Com o solzinho da tarde, ela entrou no
apartamento. Sábado. — A entrevista, lembra?
Olhou as roupas espalhadas, móveis
empoeirados e ele desculpou-se: — Poucos vêm aqui. Achava que
minha próxima visita seria a morte. Observou-a. Pequena, inquieta,
mãozinhas curiosas nos discos e livros. Depois, pernas cruzadas —
gravador ligado — murmurou, voz rouca: — O terreiro do bairro
quer fazer um trabalho sobre memória. Ele, aborrecido, negou
depoimento. Tentava esquecer o passado — fantasma que se escondia
sob a cama.
— O senhor ajudou a fundar
associações, a desmascarar a ideologia da falsa democracia racial —
ela insistiu.
Um dia fora professor. Mas ela não
sabia que agora não era mais nada? Que, há algum tempo, o coração
vinha ameaçando parar? — Minha filha, esqueça-se de mim.
Com o esforço de levantar-se
arregalou os olhos. Ela assustou-se:
— Que foi?
— Tonturas, já passa.
Caiu, sem dizer mais nada.
Apavorada, ela procurou vizinhos. Um
taxista veio. Gordo, dirigia com a barriga encostada ao volante. No
pronto-socorro lotado, brigaram para serem atendidos. Um jovem médico
os recebeu, perguntando:
— Seu pai? É só pressão um pouco
alta. Vocês da raça negra são muito sujeitos a ter hipertensão.
Receitou maleato de enalapril e mandou-os embora.
Na volta, no táxi, ela ouviu-o, voz
trêmula de velho, sussurrar “obrigado”.
— Por fazer o senhor ficar nervoso —
sorriu —, ir para o hospital? — Por se preocupar comigo. Sabe, já
estou no fim...
Ele olhou pela janela do carro. Viu
crianças sem camisas jogando futebol nas ruas.
— Só não pensei — continuou —
que fosse terminar viúvo, sem filhos, aqui, neste bairro, que é
quase outra cidade. Quem povoou Perdizes, Bela Vista? A negrada.

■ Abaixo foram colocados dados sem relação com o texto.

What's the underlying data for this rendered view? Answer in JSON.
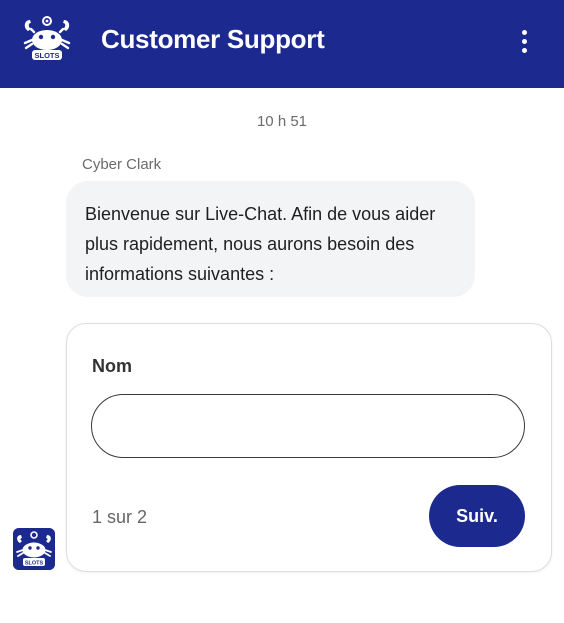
{
  "header": {
    "title": "Customer Support",
    "logo_text": "SLOTS",
    "menu_icon": "kebab-menu-icon"
  },
  "chat": {
    "timestamp": "10 h 51",
    "sender_name": "Cyber Clark",
    "message": "Bienvenue sur Live-Chat. Afin de vous aider plus rapidement, nous aurons besoin des informations suivantes :"
  },
  "form": {
    "field_label": "Nom",
    "field_value": "",
    "field_placeholder": "",
    "step_text": "1 sur 2",
    "next_label": "Suiv."
  },
  "colors": {
    "brand": "#1c2a8f",
    "bubble": "#f3f4f6",
    "header_text": "#ffffff"
  }
}
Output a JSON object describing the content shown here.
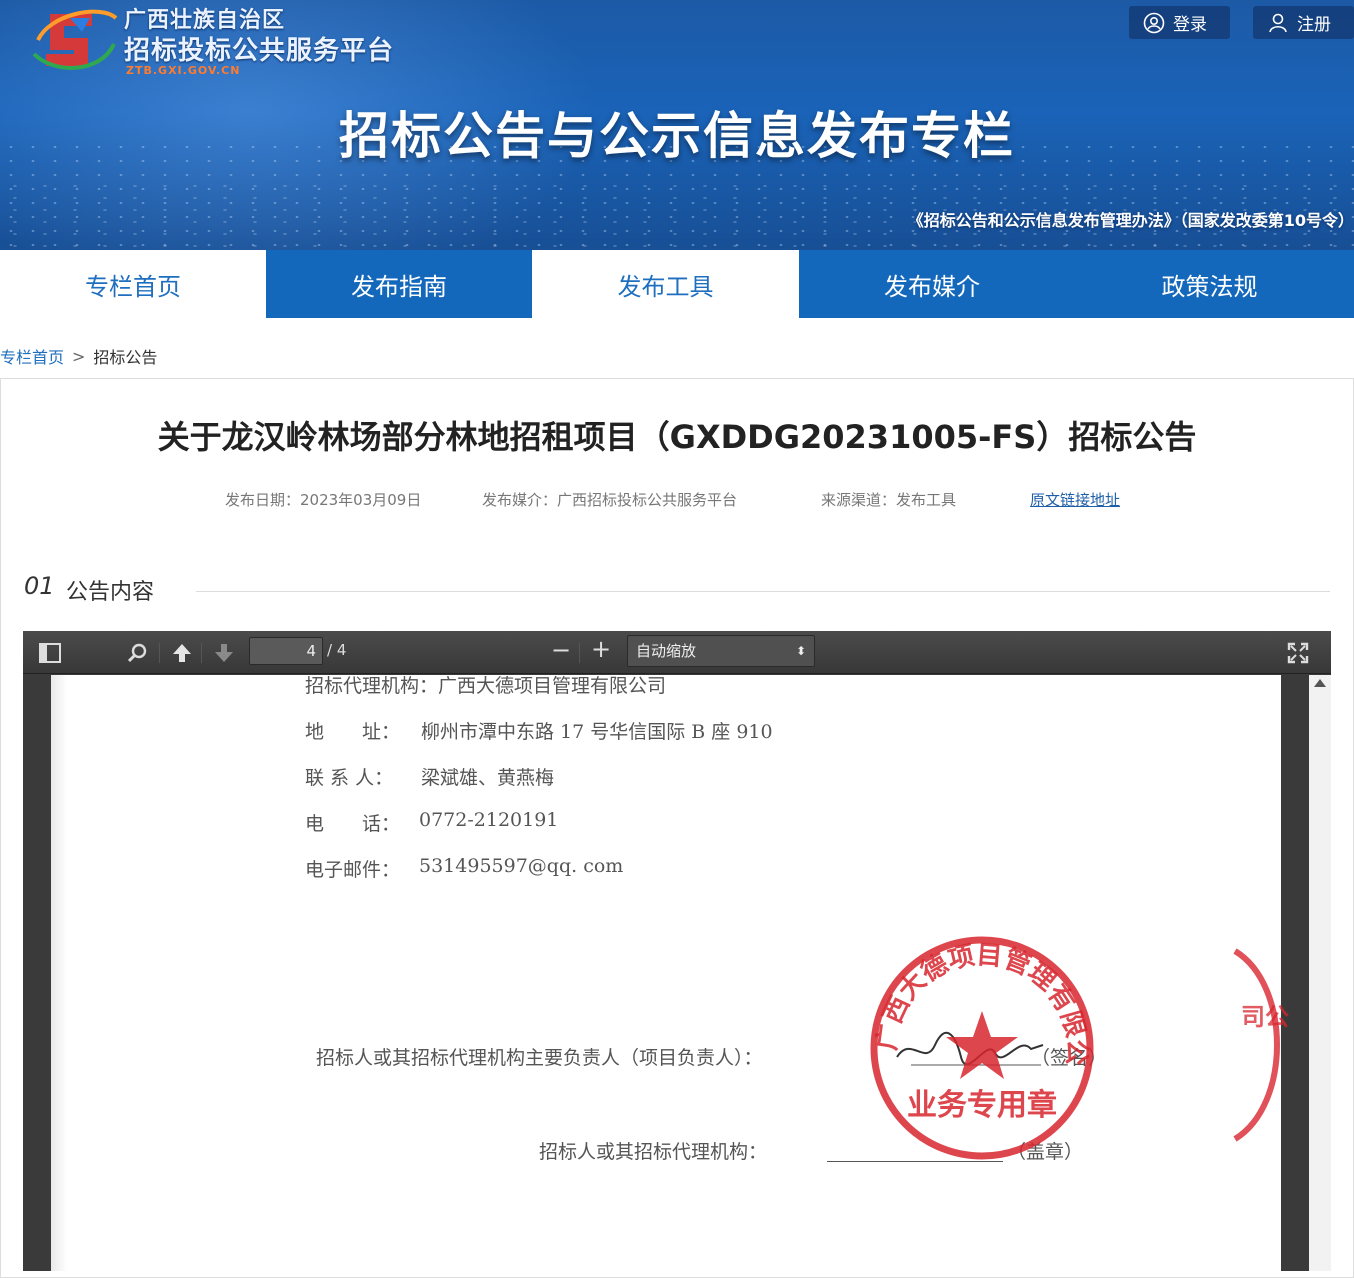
{
  "header": {
    "logo_line1": "广西壮族自治区",
    "logo_line2": "招标投标公共服务平台",
    "logo_url": "ZTB.GXI.GOV.CN",
    "login_label": "登录",
    "register_label": "注册",
    "banner_title": "招标公告与公示信息发布专栏",
    "banner_subtitle": "《招标公告和公示信息发布管理办法》（国家发改委第10号令）"
  },
  "nav": {
    "items": [
      {
        "label": "专栏首页"
      },
      {
        "label": "发布指南"
      },
      {
        "label": "发布工具"
      },
      {
        "label": "发布媒介"
      },
      {
        "label": "政策法规"
      }
    ]
  },
  "breadcrumb": {
    "home": "专栏首页",
    "separator": ">",
    "current": "招标公告"
  },
  "article": {
    "title": "关于龙汉岭林场部分林地招租项目（GXDDG20231005-FS）招标公告",
    "publish_date": "发布日期：2023年03月09日",
    "media": "发布媒介：广西招标投标公共服务平台",
    "source": "来源渠道：发布工具",
    "original_link": "原文链接地址"
  },
  "section": {
    "number": "01",
    "title": "公告内容"
  },
  "viewer": {
    "page_current": "4",
    "page_total": "/ 4",
    "zoom_label": "自动缩放",
    "zoom_out": "−",
    "zoom_in": "+"
  },
  "pdf": {
    "agency": "招标代理机构：广西大德项目管理有限公司",
    "address_label": "地　　址：",
    "address_value": "柳州市潭中东路 17 号华信国际 B 座 910",
    "contact_label": "联 系 人：",
    "contact_value": "梁斌雄、黄燕梅",
    "phone_label": "电　　话：",
    "phone_value": "0772-2120191",
    "email_label": "电子邮件：",
    "email_value": "531495597@qq. com",
    "sign_line": "招标人或其招标代理机构主要负责人（项目负责人）：",
    "sign_suffix": "（签名）",
    "seal_line": "招标人或其招标代理机构：",
    "seal_suffix": "（盖章）",
    "seal_text_outer": "广西大德项目管理有限公司",
    "seal_text_inner": "业务专用章",
    "seal2_text": "司公"
  },
  "colors": {
    "nav_dark": "#1468bb",
    "nav_light_text": "#1f6fbf",
    "seal_red": "#d8262f"
  }
}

Minha família sempre morou lá.
— Nasci aqui — ela afirmou. — É
legal. Um pouco perigoso, ultimamente. Uns amigos morrendo por causa
de drogas. Dezesseis, dezessete anos. Não lhe parece que existe um
plano para exterminar nosso povo? O que o tocou, quando ela ergueu o
rosto e fitou-o? Os olhos úmidos? Quase menina, tão preocupada com
sua gente. Queria dizer-lhe para não se iludir, mas a frase ficou
presa dentro do peito, mesmo quando ela voltou outras vezes, depois
do trabalho, para ver como estava. Um dia chegou, tirou o walk-man,
passou os dedos nos móveis e exclamou:
— Tem tanto pó! — Foi acumulando
com as decepções — ele brincou.
No dia seguinte, de bermudas, coxas
roliças à mostra, ela espanou, varreu. Não podia ver nada
envelhecer? Pensava, com a alegria de menina, em remoçá-lo? Num
domingo, chegou com discos:
— Racionais, conhece? Bom pra
caramba.
Ouviu e gostou. Parecia escutar a si
mesmo nos versos dos raps, rapaz crescendo revoltado nos cortiços do
Bixiga. Mas o que a moça queria, enchendo o lugar com música,
verificando se comia direito, arrumando as camisas no guarda-roupa? —
Vê-lo recuperar-se — ela dizia. — Já está mais moço.
Acreditava no poder de cura de mãos
movidas por carinho. Deu-lhe as suas e levou-o a bares onde
pagodeiros punham a alma para percutir os instrumentos. Dançou com
ele, sob olhares curiosos, diferentes daqueles que os vizinhos lhes
dirigiam, quando passavam nas ruas, mãos entrelaçadas. Ouvia-os
dizer: Podia ser sua filha, que sem-vergonha.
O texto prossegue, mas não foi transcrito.